On single-camera shows laugh tracks are really intrusive. We used to say on MASH, “where are these people?” Is there an unseen bleacher section on the chopper pad? Were they under Hot Lips’ bed when she and Frank had their little trysts?

For multi-camera shows, it’s a different story. In theory, the laughter you hear is real from the studio audience reacting to the show being filmed. You’ll notice that in year-one of CHEERS, after the first few episodes, we had to include the disclaimer, “CHEERS was filmed before a live studio audience”. We did that because viewers didn’t believe the laughs were earned… although they were.

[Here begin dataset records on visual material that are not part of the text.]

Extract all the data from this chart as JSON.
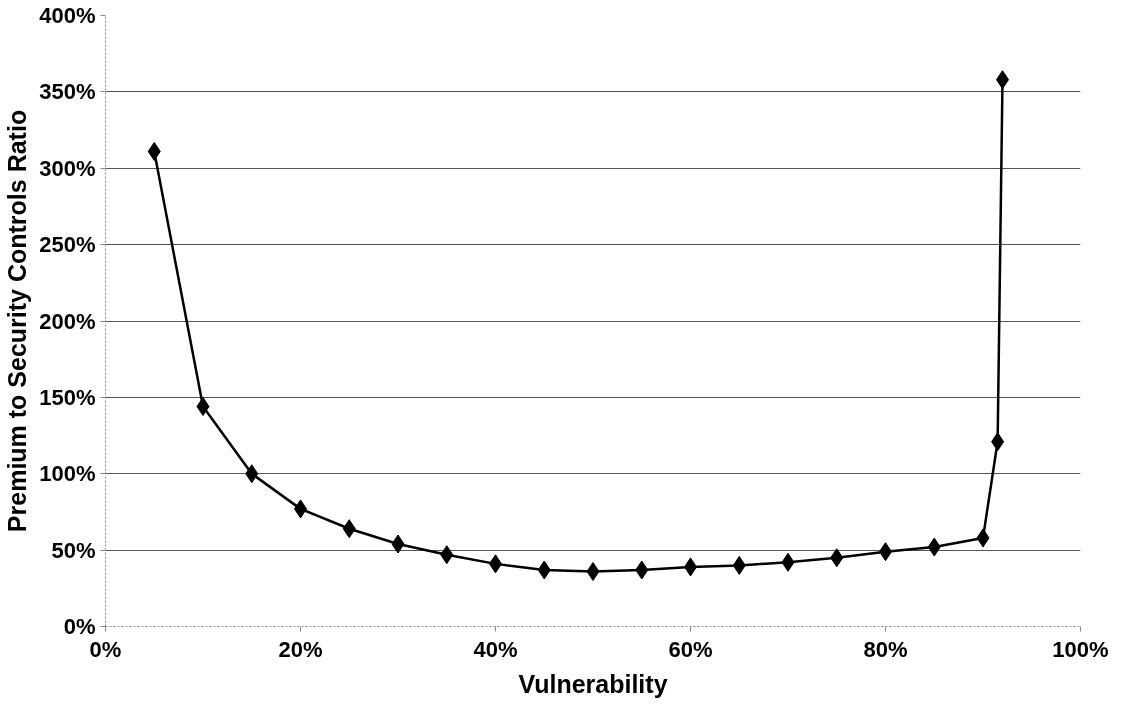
{
  "chart_data": {
    "type": "line",
    "xlabel": "Vulnerability",
    "ylabel": "Premium to Security Controls Ratio",
    "marker": "diamond",
    "line_style": "solid",
    "grid": "y",
    "x": [
      5,
      10,
      15,
      20,
      25,
      30,
      35,
      40,
      45,
      50,
      55,
      60,
      65,
      70,
      75,
      80,
      85,
      90,
      91.5,
      92
    ],
    "series": [
      {
        "color": "#000000",
        "values": [
          311,
          144,
          100,
          77,
          64,
          54,
          47,
          41,
          37,
          36,
          37,
          39,
          40,
          42,
          45,
          49,
          52,
          58,
          121,
          358
        ]
      }
    ],
    "xlim": [
      0,
      100
    ],
    "ylim": [
      0,
      400
    ],
    "xticks": [
      {
        "value": 0,
        "label": "0%"
      },
      {
        "value": 20,
        "label": "20%"
      },
      {
        "value": 40,
        "label": "40%"
      },
      {
        "value": 60,
        "label": "60%"
      },
      {
        "value": 80,
        "label": "80%"
      },
      {
        "value": 100,
        "label": "100%"
      }
    ],
    "yticks": [
      {
        "value": 0,
        "label": "0%"
      },
      {
        "value": 50,
        "label": "50%"
      },
      {
        "value": 100,
        "label": "100%"
      },
      {
        "value": 150,
        "label": "150%"
      },
      {
        "value": 200,
        "label": "200%"
      },
      {
        "value": 250,
        "label": "250%"
      },
      {
        "value": 300,
        "label": "300%"
      },
      {
        "value": 350,
        "label": "350%"
      },
      {
        "value": 400,
        "label": "400%"
      }
    ]
  }
}
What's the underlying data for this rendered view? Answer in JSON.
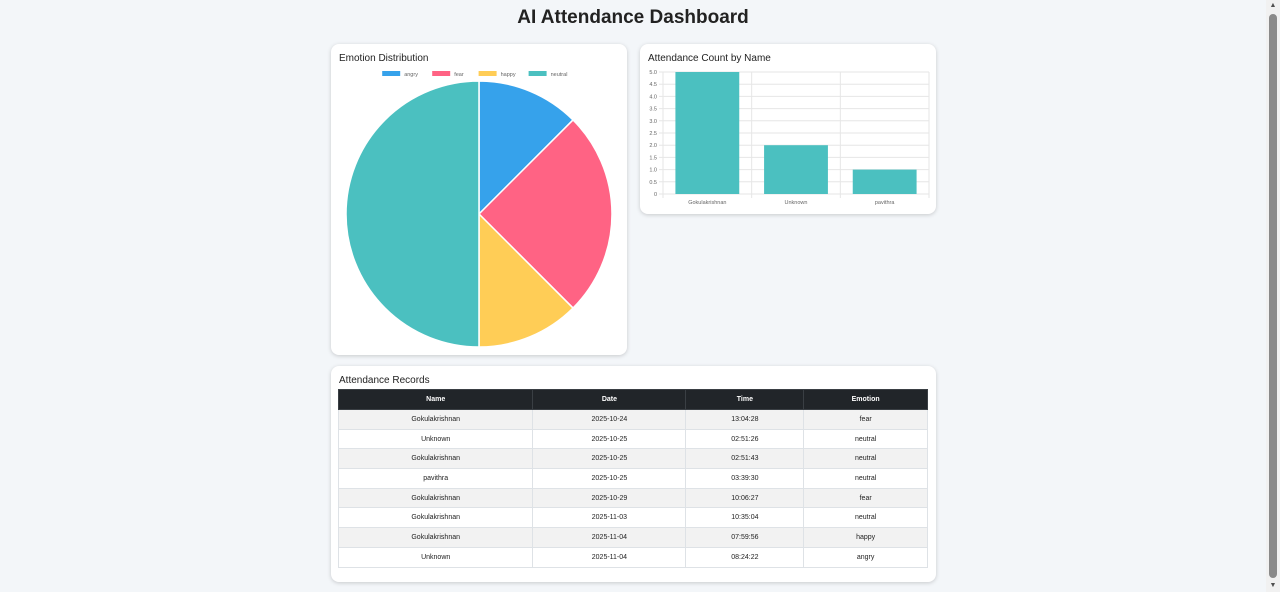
{
  "page": {
    "title": "AI Attendance Dashboard"
  },
  "emotion_chart": {
    "title": "Emotion Distribution",
    "chart_data": {
      "type": "pie",
      "labels": [
        "angry",
        "fear",
        "happy",
        "neutral"
      ],
      "values": [
        1,
        2,
        1,
        4
      ],
      "colors": [
        "#36a2eb",
        "#ff6384",
        "#ffcd56",
        "#4bc0c0"
      ],
      "legend": "top"
    }
  },
  "attendance_chart": {
    "title": "Attendance Count by Name",
    "chart_data": {
      "type": "bar",
      "categories": [
        "Gokulakrishnan",
        "Unknown",
        "pavithra"
      ],
      "values": [
        5,
        2,
        1
      ],
      "ylim": [
        0,
        5
      ],
      "yticks": [
        "0",
        "0.5",
        "1.0",
        "1.5",
        "2.0",
        "2.5",
        "3.0",
        "3.5",
        "4.0",
        "4.5",
        "5.0"
      ],
      "color": "#4bc0c0",
      "grid": true
    }
  },
  "records": {
    "title": "Attendance Records",
    "columns": [
      "Name",
      "Date",
      "Time",
      "Emotion"
    ],
    "rows": [
      [
        "Gokulakrishnan",
        "2025-10-24",
        "13:04:28",
        "fear"
      ],
      [
        "Unknown",
        "2025-10-25",
        "02:51:26",
        "neutral"
      ],
      [
        "Gokulakrishnan",
        "2025-10-25",
        "02:51:43",
        "neutral"
      ],
      [
        "pavithra",
        "2025-10-25",
        "03:39:30",
        "neutral"
      ],
      [
        "Gokulakrishnan",
        "2025-10-29",
        "10:06:27",
        "fear"
      ],
      [
        "Gokulakrishnan",
        "2025-11-03",
        "10:35:04",
        "neutral"
      ],
      [
        "Gokulakrishnan",
        "2025-11-04",
        "07:59:56",
        "happy"
      ],
      [
        "Unknown",
        "2025-11-04",
        "08:24:22",
        "angry"
      ]
    ]
  },
  "scrollbar": {
    "up_icon": "triangle-up-icon",
    "down_icon": "triangle-down-icon"
  }
}
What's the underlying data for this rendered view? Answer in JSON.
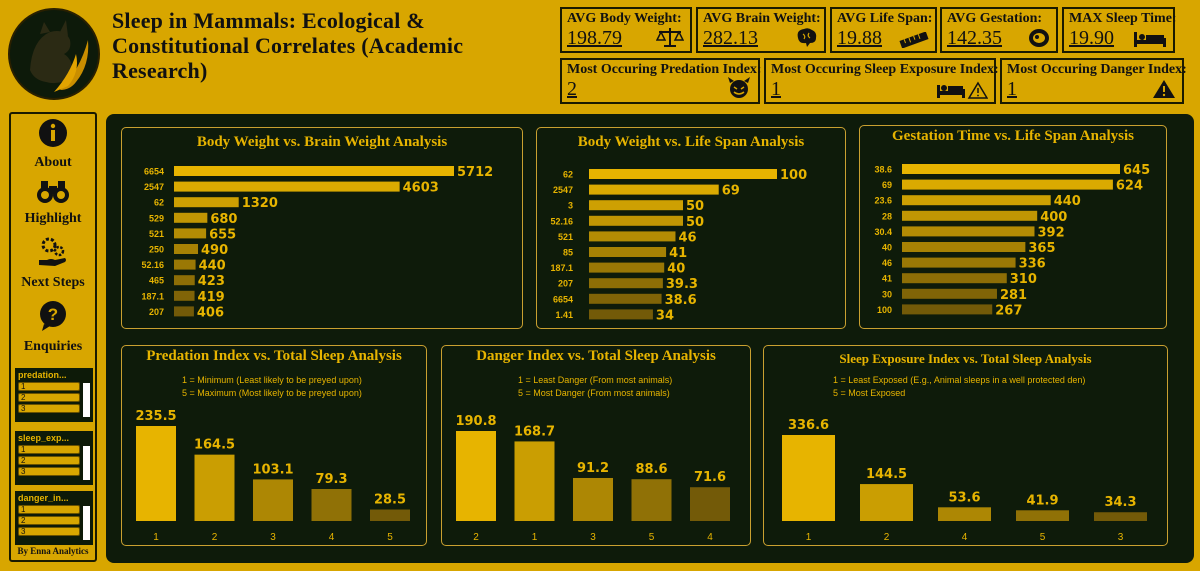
{
  "header": {
    "title": "Sleep in Mammals: Ecological & Constitutional Correlates (Academic Research)"
  },
  "kpis": [
    {
      "label": "AVG Body Weight:",
      "value": "198.79",
      "icon": "scale-icon"
    },
    {
      "label": "AVG Brain Weight:",
      "value": "282.13",
      "icon": "brain-icon"
    },
    {
      "label": "AVG Life Span:",
      "value": "19.88",
      "icon": "ruler-icon"
    },
    {
      "label": "AVG Gestation:",
      "value": "142.35",
      "icon": "gestation-icon"
    },
    {
      "label": "MAX Sleep Time:",
      "value": "19.90",
      "icon": "bed-icon"
    },
    {
      "label": "Most Occuring Predation Index:",
      "value": "2",
      "icon": "devil-icon"
    },
    {
      "label": "Most Occuring Sleep Exposure Index:",
      "value": "1",
      "icon": "bed-warning-icon"
    },
    {
      "label": "Most Occuring Danger Index:",
      "value": "1",
      "icon": "warning-icon"
    }
  ],
  "nav": [
    {
      "label": "About",
      "icon": "info-icon"
    },
    {
      "label": "Highlight",
      "icon": "binoculars-icon"
    },
    {
      "label": "Next Steps",
      "icon": "gears-hand-icon"
    },
    {
      "label": "Enquiries",
      "icon": "question-bubble-icon"
    }
  ],
  "slicers": [
    {
      "title": "predation...",
      "items": [
        "1",
        "2",
        "3"
      ]
    },
    {
      "title": "sleep_exp...",
      "items": [
        "1",
        "2",
        "3"
      ]
    },
    {
      "title": "danger_in...",
      "items": [
        "1",
        "2",
        "3"
      ]
    }
  ],
  "credit": "By Enna Analytics",
  "colors": {
    "accent": "#e7b400",
    "background": "#d8a600",
    "canvas": "#0e1b0a"
  },
  "chart_data": [
    {
      "type": "bar",
      "orientation": "horizontal",
      "title": "Body Weight vs. Brain Weight Analysis",
      "categories": [
        "6654",
        "2547",
        "62",
        "529",
        "521",
        "250",
        "52.16",
        "465",
        "187.1",
        "207"
      ],
      "values": [
        5712,
        4603,
        1320,
        680,
        655,
        490,
        440,
        423,
        419,
        406
      ],
      "xlim": [
        0,
        5712
      ]
    },
    {
      "type": "bar",
      "orientation": "horizontal",
      "title": "Body Weight vs. Life Span Analysis",
      "categories": [
        "62",
        "2547",
        "3",
        "52.16",
        "521",
        "85",
        "187.1",
        "207",
        "6654",
        "1.41"
      ],
      "values": [
        100,
        69,
        50,
        50,
        46,
        41,
        40,
        39.3,
        38.6,
        34
      ],
      "xlim": [
        0,
        100
      ]
    },
    {
      "type": "bar",
      "orientation": "horizontal",
      "title": "Gestation Time vs. Life Span Analysis",
      "categories": [
        "38.6",
        "69",
        "23.6",
        "28",
        "30.4",
        "40",
        "46",
        "41",
        "30",
        "100"
      ],
      "values": [
        645,
        624,
        440,
        400,
        392,
        365,
        336,
        310,
        281,
        267
      ],
      "xlim": [
        0,
        645
      ]
    },
    {
      "type": "bar",
      "orientation": "vertical",
      "title": "Predation Index vs. Total Sleep Analysis",
      "notes": [
        "1 = Minimum (Least likely to be preyed upon)",
        "5 = Maximum (Most likely to be preyed upon)"
      ],
      "categories": [
        "1",
        "2",
        "3",
        "4",
        "5"
      ],
      "values": [
        235.5,
        164.5,
        103.1,
        79.3,
        28.5
      ],
      "ylim": [
        0,
        235.5
      ]
    },
    {
      "type": "bar",
      "orientation": "vertical",
      "title": "Danger Index vs. Total Sleep Analysis",
      "notes": [
        "1 = Least Danger (From most animals)",
        "5 = Most Danger (From most animals)"
      ],
      "categories": [
        "2",
        "1",
        "3",
        "5",
        "4"
      ],
      "values": [
        190.8,
        168.7,
        91.2,
        88.6,
        71.6
      ],
      "ylim": [
        0,
        190.8
      ]
    },
    {
      "type": "bar",
      "orientation": "vertical",
      "title": "Sleep Exposure Index vs. Total Sleep Analysis",
      "notes": [
        "1 = Least Exposed (E.g., Animal sleeps in a well protected den)",
        "5 = Most Exposed"
      ],
      "categories": [
        "1",
        "2",
        "4",
        "5",
        "3"
      ],
      "values": [
        336.6,
        144.5,
        53.6,
        41.9,
        34.3
      ],
      "ylim": [
        0,
        336.6
      ]
    }
  ]
}
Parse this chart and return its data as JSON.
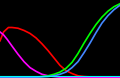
{
  "background_color": "#000000",
  "figsize": [
    1.2,
    0.78
  ],
  "dpi": 100,
  "xlim": [
    0,
    1
  ],
  "ylim": [
    0,
    1.05
  ],
  "curves": [
    {
      "name": "red",
      "color": "#ff0000",
      "lw": 1.2,
      "x": [
        0.0,
        0.03,
        0.07,
        0.1,
        0.15,
        0.2,
        0.25,
        0.3,
        0.35,
        0.4,
        0.45,
        0.5,
        0.55,
        0.6,
        0.65,
        0.7,
        0.8,
        0.9,
        1.0
      ],
      "y": [
        0.5,
        0.62,
        0.68,
        0.68,
        0.67,
        0.64,
        0.6,
        0.54,
        0.46,
        0.37,
        0.27,
        0.17,
        0.1,
        0.06,
        0.03,
        0.02,
        0.01,
        0.01,
        0.01
      ]
    },
    {
      "name": "magenta",
      "color": "#ff00ff",
      "lw": 1.2,
      "x": [
        0.0,
        0.03,
        0.06,
        0.1,
        0.15,
        0.2,
        0.25,
        0.3,
        0.35,
        0.4,
        0.45,
        0.5,
        0.6,
        0.7,
        0.8,
        0.9,
        1.0
      ],
      "y": [
        0.62,
        0.58,
        0.52,
        0.43,
        0.32,
        0.22,
        0.14,
        0.09,
        0.05,
        0.03,
        0.02,
        0.01,
        0.01,
        0.01,
        0.01,
        0.01,
        0.01
      ]
    },
    {
      "name": "green",
      "color": "#00ff00",
      "lw": 1.2,
      "x": [
        0.0,
        0.1,
        0.2,
        0.3,
        0.35,
        0.4,
        0.45,
        0.5,
        0.55,
        0.6,
        0.65,
        0.7,
        0.75,
        0.8,
        0.85,
        0.9,
        0.95,
        1.0
      ],
      "y": [
        0.01,
        0.01,
        0.01,
        0.01,
        0.02,
        0.03,
        0.05,
        0.08,
        0.13,
        0.21,
        0.33,
        0.47,
        0.6,
        0.72,
        0.82,
        0.9,
        0.96,
        1.0
      ]
    },
    {
      "name": "blue",
      "color": "#4488ff",
      "lw": 1.2,
      "x": [
        0.0,
        0.1,
        0.2,
        0.3,
        0.4,
        0.45,
        0.5,
        0.55,
        0.6,
        0.65,
        0.7,
        0.75,
        0.8,
        0.85,
        0.9,
        0.95,
        1.0
      ],
      "y": [
        0.01,
        0.01,
        0.01,
        0.01,
        0.02,
        0.03,
        0.05,
        0.08,
        0.14,
        0.22,
        0.34,
        0.47,
        0.61,
        0.74,
        0.84,
        0.92,
        0.98
      ]
    },
    {
      "name": "cyan",
      "color": "#00ffff",
      "lw": 0.8,
      "x": [
        0.0,
        1.0
      ],
      "y": [
        0.03,
        0.03
      ]
    }
  ]
}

But here’s where the laugh track serves a purpose: scenes are re-shot, sometimes several times. And the best performances are edited together. Obviously the audience doesn’t laugh as hearty the second or third time they’ve heard the same joke… unless they’re all that guy from MEMENTO. So we’ll use a little laugh track to “sweeten” and smooth out the tracks. But the laughs were legit. And over time on both CHEERS and FRASIER we were able to compile a backlog of laughs from our own shows. So we didn’t have to resort to those corpses who were so tickled by Lucy.

Often times, however, producers misuse this feature and crank up the track to the point where village idiots on laughing gas wouldn’t howl so loud and long. I won’t say which shows but you know who you are. And more than one showrunner, when questioned about a certain joke has said, “Aww, the machine will love it.”

But here’s something you might not know. Laugh tracks are also employed on LIVE shows. Award presentations for sure. Opening monologues are sweetened. And even that didn’t help Whoopi Goldberg on the Oscars.

At least today there seems to be a move away from laugh tracks on comedies. On MASH we got CBS to make a concession. No laugh track in O.R. So viewers were spared “He’s gone, Hawk. There’s nothing you could have done.” HAHAHAHAHAHAHA!!!!!!

But now that there’s very few multi-camera shows with live audiences, and the Forest Lawn laughers have been told their ghostly services are no longer needed for single-camera series it’s up to the producers to actually make their shows funny enough so that Joe & Suzy will laugh without being prompting. That’s a scary proposition… and why the laugh track will never completely go away.